现在时机还不到。
“那我不是什么也做不了了?”顾霭失魂落魄。
“怎么会。”江芸芸微微一笑,“热闹还没真正开始呢。”
—— ——
很快,顾霭就发现了这句话的正确性。
一开始大家还只是批评江芸的胆大包天,但很快战火就开始蔓延到江芸待过的州县,琼山县有富户哭诉自己被她抄了一半的家,兰州有官吏弹劾她在兰州一手遮天,毫无仁心,徽州的乡绅们更是联名告她逼迫百姓放良,坏了千百年来的规矩。

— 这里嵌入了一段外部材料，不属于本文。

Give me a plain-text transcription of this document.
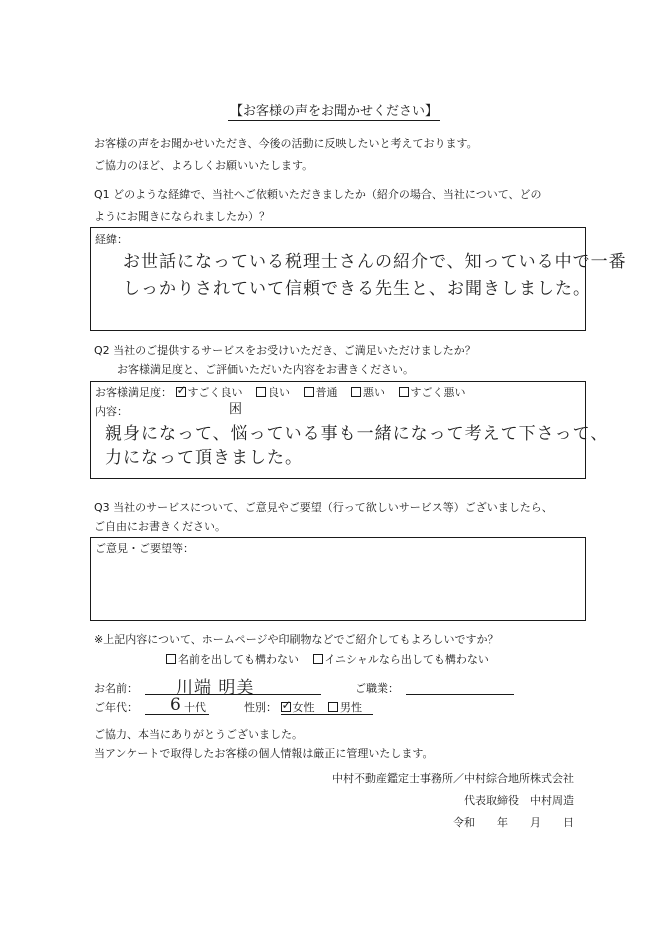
【お客様の声をお聞かせください】
お客様の声をお聞かせいただき、今後の活動に反映したいと考えております。
ご協力のほど、よろしくお願いいたします。
Q1 どのような経緯で、当社へご依頼いただきましたか（紹介の場合、当社について、どの
ようにお聞きになられましたか）？
経緯：
お世話になっている税理士さんの紹介で、知っている中で一番
しっかりされていて信頼できる先生と、お聞きしました。
Q2 当社のご提供するサービスをお受けいただき、ご満足いただけましたか？
お客様満足度と、ご評価いただいた内容をお書きください。
お客様満足度： ✓ すごく良い 良い 普通 悪い すごく悪い
内容：	困
親身になって、悩っている事も一緒になって考えて下さって、
力になって頂きました。
Q3 当社のサービスについて、ご意見やご要望（行って欲しいサービス等）ございましたら、
ご自由にお書きください。
ご意見・ご要望等：
※上記内容について、ホームページや印刷物などでご紹介してもよろしいですか？
名前を出しても構わない イニシャルなら出しても構わない
お名前： 川端 明美	ご職業：
ご年代： 6 十代	性別： ✓ 女性 男性
ご協力、本当にありがとうございました。
当アンケートで取得したお客様の個人情報は厳正に管理いたします。
中村不動産鑑定士事務所／中村綜合地所株式会社
代表取締役　中村周造
令和　　年　　月　　日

读书人开始批评她的政策,她的文章,认为她踩人攀高,心机深沉,乃是沽名要誉,欺世盗名之辈,开始逐字逐句分析她的野心,最后连带着远在漳州的黎循传,浙江的顾清和王恩都受到牵连,不得不上书自陈,停下手下的所有工作。
这场风向,变了。
住在客栈的黎淳听着人群中的议论,看着再一次被打回来的折子,脸色发白。
“为何不见我?”他喃喃自语。
“陛下不见您是为什么。”耕桑不安问道。
—— ——
“江同知当年在兰州战战兢兢,清丈土地,安置流民,还修建了这么多学校和孤独园,培养出更好的水稻,这些事情谁人不知,现在为何要任由这些流言蜚语攻击她。”周青云面无表情质问道。
张岚无奈说道:“这我哪里管得了,大家都有嘴,还能把人都抓起来不成,我们又不是锦衣卫,做不得这么无耻的事情,再说了,哪来的江同知,江芸女扮男装骗取功名,人神共愤,人人唾弃,可见品性卑劣,真是该死啊。”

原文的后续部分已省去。